Ovulation manipulation is used for women with polycystic ovarian syndrome to make the ovary mature an oocyte. Ovarian manipulation can also be used to treat unexplained infertility or for couples with mild to moderate male factor infertility when intrauterine inseminations are required. These medications are not used if the problem is tubal disease, severe male factor, or other less common forms of ovulation dysfunction.
Brand Preference or Clear Advantage?
Clomiphene was developed first and has been the main form of oral ovulation manipulation since the 1960s. Letrozole is more recent (2001) and thus there is less experience with this medication. Letrozole was originally (and currently) used to reduce the recurrence of Breast cancer and/or minimize the risk in high risk individuals.

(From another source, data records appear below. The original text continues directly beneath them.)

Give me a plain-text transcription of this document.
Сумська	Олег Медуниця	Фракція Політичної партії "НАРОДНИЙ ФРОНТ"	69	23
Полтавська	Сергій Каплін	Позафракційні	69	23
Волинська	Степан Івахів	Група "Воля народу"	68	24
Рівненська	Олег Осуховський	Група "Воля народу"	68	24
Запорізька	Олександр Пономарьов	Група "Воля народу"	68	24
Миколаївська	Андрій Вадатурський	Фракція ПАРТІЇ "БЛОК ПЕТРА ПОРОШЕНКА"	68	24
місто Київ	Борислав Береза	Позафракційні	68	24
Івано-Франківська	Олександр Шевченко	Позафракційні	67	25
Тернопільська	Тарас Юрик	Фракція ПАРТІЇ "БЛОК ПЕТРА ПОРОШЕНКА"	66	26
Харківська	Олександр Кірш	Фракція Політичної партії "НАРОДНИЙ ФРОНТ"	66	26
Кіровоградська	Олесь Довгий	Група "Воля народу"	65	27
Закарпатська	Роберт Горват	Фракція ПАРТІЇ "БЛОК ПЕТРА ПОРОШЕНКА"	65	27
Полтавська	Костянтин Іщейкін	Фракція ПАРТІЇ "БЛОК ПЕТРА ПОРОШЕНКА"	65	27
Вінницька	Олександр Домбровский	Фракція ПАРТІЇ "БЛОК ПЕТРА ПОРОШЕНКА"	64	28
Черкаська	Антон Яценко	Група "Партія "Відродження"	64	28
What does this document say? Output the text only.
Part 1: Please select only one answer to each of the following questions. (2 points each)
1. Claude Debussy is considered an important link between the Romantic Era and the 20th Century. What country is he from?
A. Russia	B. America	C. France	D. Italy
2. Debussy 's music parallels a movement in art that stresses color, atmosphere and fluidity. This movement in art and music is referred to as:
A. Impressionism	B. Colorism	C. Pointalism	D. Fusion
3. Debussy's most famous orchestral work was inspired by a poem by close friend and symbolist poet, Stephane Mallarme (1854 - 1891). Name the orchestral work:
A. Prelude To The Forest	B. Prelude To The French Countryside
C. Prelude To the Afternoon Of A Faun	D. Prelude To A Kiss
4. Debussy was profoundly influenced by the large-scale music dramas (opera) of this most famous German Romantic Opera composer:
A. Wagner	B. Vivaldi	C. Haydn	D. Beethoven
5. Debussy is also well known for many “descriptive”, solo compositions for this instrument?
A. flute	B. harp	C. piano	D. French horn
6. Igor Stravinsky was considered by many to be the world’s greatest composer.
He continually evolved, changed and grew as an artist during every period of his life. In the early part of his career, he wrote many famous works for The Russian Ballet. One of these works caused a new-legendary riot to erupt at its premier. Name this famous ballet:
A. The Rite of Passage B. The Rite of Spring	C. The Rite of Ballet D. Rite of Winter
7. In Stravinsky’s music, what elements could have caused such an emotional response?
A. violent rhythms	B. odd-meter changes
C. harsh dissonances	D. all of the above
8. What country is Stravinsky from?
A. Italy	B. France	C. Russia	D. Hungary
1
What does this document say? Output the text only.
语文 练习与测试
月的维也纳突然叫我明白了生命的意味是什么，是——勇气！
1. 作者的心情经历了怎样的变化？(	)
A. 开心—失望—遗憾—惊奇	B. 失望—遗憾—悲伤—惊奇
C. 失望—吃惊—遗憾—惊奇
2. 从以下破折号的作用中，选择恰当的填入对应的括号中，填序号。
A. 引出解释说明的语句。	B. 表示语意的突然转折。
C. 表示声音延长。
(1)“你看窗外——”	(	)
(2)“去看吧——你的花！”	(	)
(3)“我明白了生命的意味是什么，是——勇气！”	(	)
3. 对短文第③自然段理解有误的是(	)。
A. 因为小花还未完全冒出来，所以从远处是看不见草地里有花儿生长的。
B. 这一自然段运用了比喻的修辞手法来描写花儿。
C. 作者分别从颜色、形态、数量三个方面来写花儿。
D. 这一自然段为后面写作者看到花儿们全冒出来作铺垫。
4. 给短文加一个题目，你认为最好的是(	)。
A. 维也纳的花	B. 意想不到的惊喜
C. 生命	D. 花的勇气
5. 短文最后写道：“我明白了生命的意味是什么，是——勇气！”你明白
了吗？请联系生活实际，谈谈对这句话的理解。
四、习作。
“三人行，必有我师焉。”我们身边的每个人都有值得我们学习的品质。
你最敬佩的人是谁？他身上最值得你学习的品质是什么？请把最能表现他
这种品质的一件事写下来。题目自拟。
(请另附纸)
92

The most common use of Clomiphene or Letrozole in the area of Infertility is to treat women with polycystic ovarian disease where the person does not ovulate regularly or does not ovulate at all. The next most common use is for unexplained where the idea is to get more than one follicle to develop and thus release more than one oocyte. Coupled with intrauterine inseminations, the idea is to mature more eggs through ovulation inducing medication, deposit more sperm near the eggs through Intrauterine Insemination (IUI) and ideally this should work.

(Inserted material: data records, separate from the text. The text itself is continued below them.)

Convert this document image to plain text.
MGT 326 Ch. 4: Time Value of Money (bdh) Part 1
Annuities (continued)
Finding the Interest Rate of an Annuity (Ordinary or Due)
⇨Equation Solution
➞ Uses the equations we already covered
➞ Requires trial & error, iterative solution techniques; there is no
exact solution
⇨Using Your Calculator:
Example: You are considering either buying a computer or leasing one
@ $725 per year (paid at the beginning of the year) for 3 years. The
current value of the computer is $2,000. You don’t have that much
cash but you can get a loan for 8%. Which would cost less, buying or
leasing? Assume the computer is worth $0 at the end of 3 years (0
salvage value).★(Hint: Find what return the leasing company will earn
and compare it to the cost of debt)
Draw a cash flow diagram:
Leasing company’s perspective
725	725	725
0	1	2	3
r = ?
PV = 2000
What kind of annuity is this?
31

So which is better? There are numerous reports studying which is better. The results vary widely that drawing a conclusion for any one study is difficult and may be erroneous. A study published in 2011 (Reprod Biomed Online; 23: 91) looked at numerous studies and applied a statistical approach that tries to make sense out of numerous articles when the results conflict. This is known as a meta-analysis. The conclusions for this study were that the two medications were equivalent. The recommendations still suggest the use of clomiphene first for ovulation induction in women with PCOS.

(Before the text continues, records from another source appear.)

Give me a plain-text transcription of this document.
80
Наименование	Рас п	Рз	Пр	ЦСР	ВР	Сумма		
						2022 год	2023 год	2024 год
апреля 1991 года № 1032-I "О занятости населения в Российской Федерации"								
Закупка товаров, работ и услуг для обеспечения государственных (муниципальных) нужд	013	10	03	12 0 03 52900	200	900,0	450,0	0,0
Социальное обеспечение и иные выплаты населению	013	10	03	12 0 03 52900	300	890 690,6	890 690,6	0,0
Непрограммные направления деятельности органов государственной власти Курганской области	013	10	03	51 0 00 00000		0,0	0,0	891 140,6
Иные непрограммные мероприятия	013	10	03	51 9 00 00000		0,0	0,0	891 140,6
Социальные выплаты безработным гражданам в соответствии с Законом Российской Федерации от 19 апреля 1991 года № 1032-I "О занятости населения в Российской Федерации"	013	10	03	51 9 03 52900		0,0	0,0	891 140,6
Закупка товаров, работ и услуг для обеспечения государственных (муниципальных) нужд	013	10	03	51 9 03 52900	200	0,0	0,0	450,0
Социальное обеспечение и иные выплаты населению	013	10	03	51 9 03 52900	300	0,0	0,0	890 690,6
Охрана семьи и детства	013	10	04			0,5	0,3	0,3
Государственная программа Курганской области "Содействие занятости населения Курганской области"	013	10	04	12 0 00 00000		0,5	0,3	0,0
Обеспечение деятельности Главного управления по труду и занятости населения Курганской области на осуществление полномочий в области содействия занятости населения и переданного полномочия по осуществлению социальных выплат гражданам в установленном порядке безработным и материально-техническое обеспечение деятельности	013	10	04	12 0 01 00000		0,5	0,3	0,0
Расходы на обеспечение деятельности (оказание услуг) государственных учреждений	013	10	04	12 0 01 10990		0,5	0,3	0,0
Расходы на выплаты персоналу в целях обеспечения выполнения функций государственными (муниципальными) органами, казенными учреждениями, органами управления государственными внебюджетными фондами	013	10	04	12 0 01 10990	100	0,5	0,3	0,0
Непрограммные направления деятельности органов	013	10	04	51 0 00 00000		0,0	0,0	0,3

If at first you don’t succeed…
Clomiphene helps many people conceive. But between 50 and 70% of the people using clomiphene will not conceive. The options at this point include switching to letrozole, moving to FSH or IVF. Moving to FSH and IVF is a major increase in intensity of treatment. IVF has very high success rate and many of the risks of treatment with FSH can be managed successfully with IVF. However, it is much easier and cheaper to use letrozole so that the question becomes: what is the success rate of using letrozole compared to the success rate for using IVF when clomiphene fails? One study which addressed this issue compared using letrozole to using FSH-IUI. [2008 Fertil. Steril.; 90:678] The pregnancy rates for letrozole were 8.9% per try with a cumulative take home baby rate of 20% (the sum after 3 cycles of letrozole). The pregnancy rate was 14% per cycle for FSH-IUI and a cumulative take home baby rate of 28%. However, the present success rates for IVF in women with either unexplained (female age < 38 yo) or PCOS approaches 50% per retrieval.
Clomiphene remains the first line of approach for ovulation manipulation when oral medications are indicated. Letrozole is a possible form of treat if clomiphene does not work within 3-4 cycles. IVF still remains the most successful single- cycle form of treatment.